I read a story sometime back about the great American depression of 1930's. The story described, how large number of small eateries or food joints, selling cheap food, had mushroomed on street corners all over New York, as the economy sank further and further. I do not know whether this story is factual or just fiction because, in the Indian city of Pune, where I live, exactly opposite appears to be happening. During last decade or so, the economy of this city is booming in an unprecedented fashion. People are having more and more of free cash for spending. Yet the streets are full of eateries and new eateries keep on coming up almost every other day. I really do not know the class of people, these places cater to, because the places always seem to be full of customers. A close watch on any of these streeet vendors however, makes one aware about the unhygenic way these foods are prepared and the sub standard quality of the food stuffs that go in the making of food in these joints. City of Pune never had any street food culture like Delhi. It is therefore all the more surprizing about this mushrooming growth of eateries and the quality of food is a real cause of worry.
Singapore is known for its food courts and street food vendors. The hawker food in Singapore is something that is unique. Many dishes like Roti-prata and Chicken-rice are exclusive to Singapore. It is an affluent and extremely well managed city and has very strict laws about the quality of food and the way it is prepared in the food courts and by street vendors. A problem that has been observed lately is the aging of Singapore population. Along with others, even the street hawkers are also naturally aging. Many of the hawkers now wish to close shop and retire. Because of the aging population, not many are interested in taking up this street food business. Besides, younger generation is not very willing to become hawkers since it is a hard life, and not all hawkers are successful. Besides aging hawkers, another problem that is discouraging owners of street food stalls is the heavy competition from air-conditioned food courts, dishing out tasteless food, cooked in centralized kitchens somewhere else.
Singapore Government wants to start 10 new hawker centers in next decade, at upcoming tourist attraction spots like Gardens by the Bay and the International Cruise Terminal. Koh Seng Choon, executive director of Project Dignity, which helps disadvantaged people, as well as those with disabilities says that “Nobody is capturing the knowledge of hawkers now, and we should, because the hawker food here is something that is uniquely Singapore,”

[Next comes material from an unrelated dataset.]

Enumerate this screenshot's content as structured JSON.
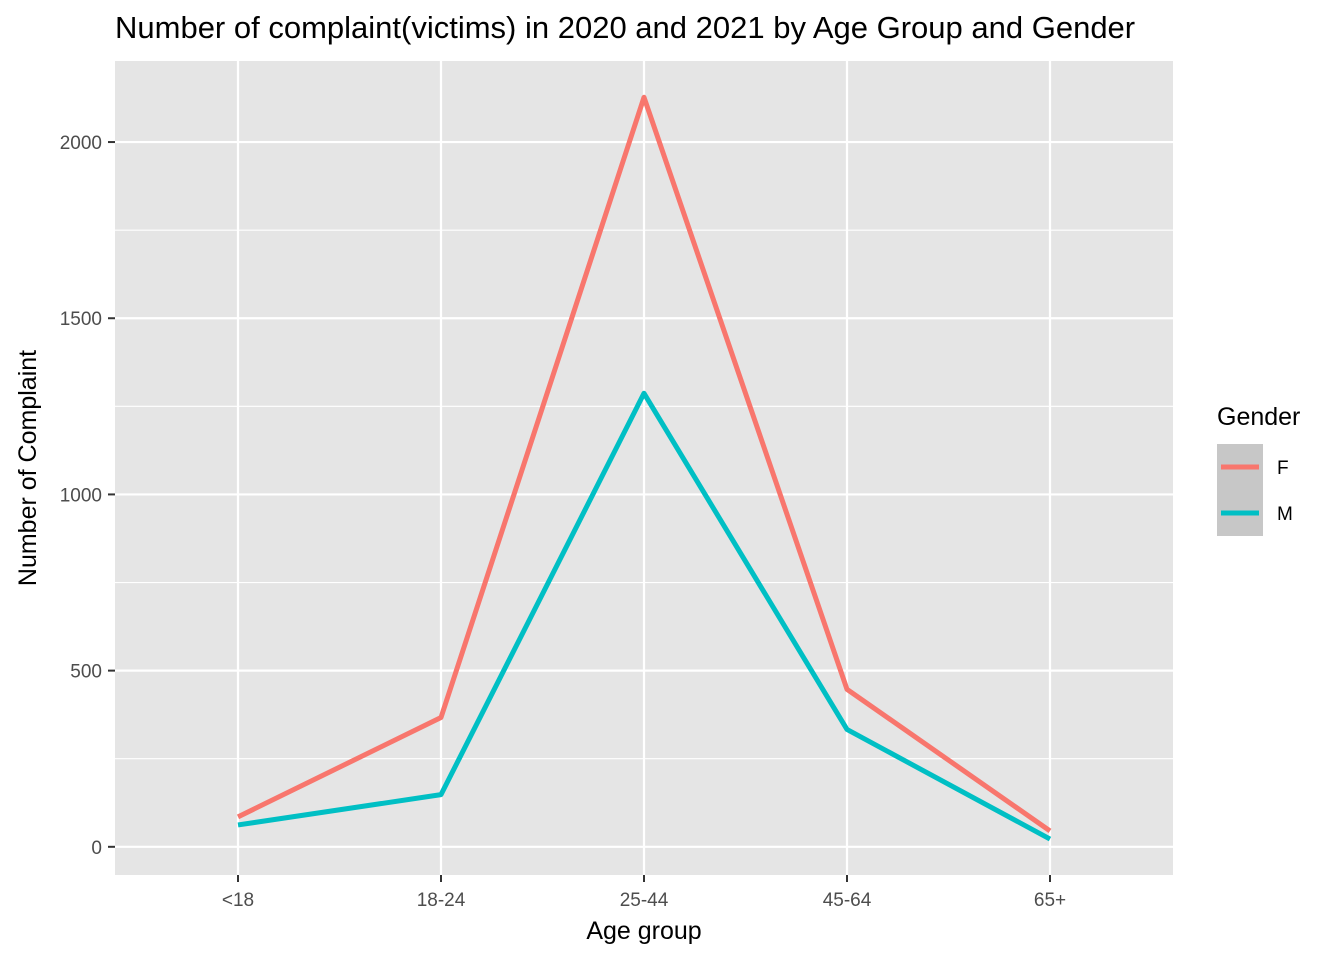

Singapore's Workforce Development Agency (WDA) wants to create new a facility that would build a pipeline of skilled hawkers in anticipation of the 10 new hawker centers to be built within the next decade. Their idea is to start a training center, where would be hawkers will get training under formal programme that the Government would be co-funding. WDA would subsidize the cost of setting up the school and course fees, and also help market the program to Singaporeans. They have called for bids to set up new hawker training center The selected bidder would have to set up a training center and is expected to set aside places for new and local entrants to the trade and help its graduates find and keep jobs within the food industry. One of the bidders, Project Dignity says that they would set up a demonstration kitchen to simulate a hawker stall, which would make students aware of the requirements of National Environmental Agency's guidelines for A grade hawker stalls.
Many people however remain unconvinced about success of such a training programme. They feel that the successful street hawkers have their brand name recipes, which they would never divulge to anyone. It is part of their business goodwill. A person trained may know the law but running a successful hawker stall requires individual enterprise. The overall business scene is now biased against the hawker stalls and new entrants nay not succeed. However such kind of training programme would highlight the standards of cleanliness and health aspects and programme graduates would certainly be much better hawkers without doubt.
In my home city of Pune, standards of cleanliness and health standards are perhaps much lower that the lowest acceptable. Eating at street vendor stalls is an open invitation to water borne diseases. Such a kind of hawker training programme started here, could go a long way in improving public health.